Python的标准库提供了两个模块:threadthreading,前者是低级模块,后者是高级模块。threadingthread进行了封装,绝大多数情况下,我们只需要使用threading就可以了,这也是Python官方推荐。

Python 3中,thread已经更名成_thread。

thread

总结几点:

  1. 调用start_new_thread方法即启动线程,启动后MainThread必须等待,否则启动的子线程旋即退出。
  2. thread.exit()thread.interrupt_main()都是通过raise异常实现的。
  3. lock.acquire([waitflag])方法,当waitflag等于0时,表示非阻塞获取锁,即获取失败也立即返回。所以下面的demo中,worker方法中的lock.acquire(0)改为lock.acquire(1)时,运行时间将比现在多10s。
  4. 锁的releaseacquire可以不是同一个线程。
  5. Py3获取锁的方法lock.acquire新增了timeout参数,并且设置的值不能大于TIMEOUT_MAX

以下demo在Python2.7和Python3.5测试通过。

# coding=utf-8
"""
    Demo running on Py2 and Py3
"""

import sys
import time
from datetime import datetime
import traceback

try:
    import thread
except ImportError:
    import _thread as thread


def worker(run_num=3, internal=2, max_num=11, lock=None):
    """
    干活的worker
    :param run_num:
    :param internal:
    :param max_num:
    :param lock:
    :return:
    """

    if isinstance(lock, thread.LockType):
        """
            Py2
            lock.acquire([waitflag])
            无参数时, 无条件获取锁, 无法获取时, 会被阻塞,直到锁被释放
            有参数时, waitflag = 0 时,表示只有在不需要等待的情况下才获取锁, 非零情况与上面相同
            返回值 : 获得锁成功返回True, 获得锁失败返回False
            Py3
            lock.acquire(waitflag=1, timeout=-1)
            waitflag=0时,可以设置阻塞等待锁的超时时间(设置的值不能超过_thread.TIMEOUT_MAX)
        """
        if not lock.acquire(0):
            print(
                "Thread: {0} 获取锁失败!! 当前时间: {1}".format(
                    thread.get_ident(), datetime.now().strftime("%Y-%m-%d %H:%M:%S.%f")
                )
            )
            return

    for i in range(run_num):
        if i >= max_num:
            print("Thread {0} 运行次数已达上限({1}),即将退出".format(thread.get_ident(), max_num))
            thread.interrupt_main()  # raise KeyboardInterrupt
            thread.exit()  # raise SystemExit
        print(
            "Thread: {0}, 当前时间: {1}".format(
                thread.get_ident(), datetime.now().strftime("%Y-%m-%d %H:%M:%S.%f")
            )
        )
        time.sleep(internal)

    if isinstance(lock, thread.LockType) and lock.locked():
        # 如果锁的状态是unlock,调用lock.release()会抛RuntimeError异常
        lock.release()


def demo_no_lock():
    """
    未使用锁的demo
    :return:
    """

    work1_ident = thread.start_new_thread(worker, ())
    print("Thread work1 identifier: {0}".format(work1_ident))

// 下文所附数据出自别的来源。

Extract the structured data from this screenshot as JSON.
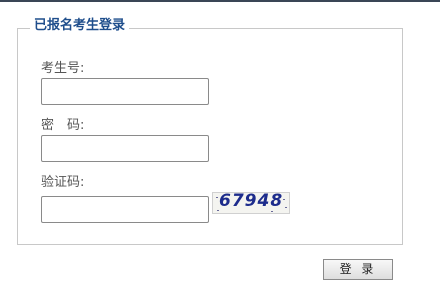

    work2_ident = thread.start_new_thread(worker, (), dict(run_num=15, internal=1))
    print("Thread work2 identifier: {0}".format(work2_ident))

    # sleep时间必须足够长,等待子线程结束
    time.sleep(20)


def demo_lock():
    """
    使用锁的demo
    :return:
    """

    # 获取2个互斥锁
    locks = map(lambda _: thread.allocate_lock(), range(2))
    # 兼容py3,py3中map函数返回值为迭代器iterator
    if not isinstance(locks, list):
        locks = [i for i in locks]

    work1_ident = thread.start_new_thread(worker, (), dict(lock=locks[0]))
    print("Thread work1 identifier: {0}".format(work1_ident))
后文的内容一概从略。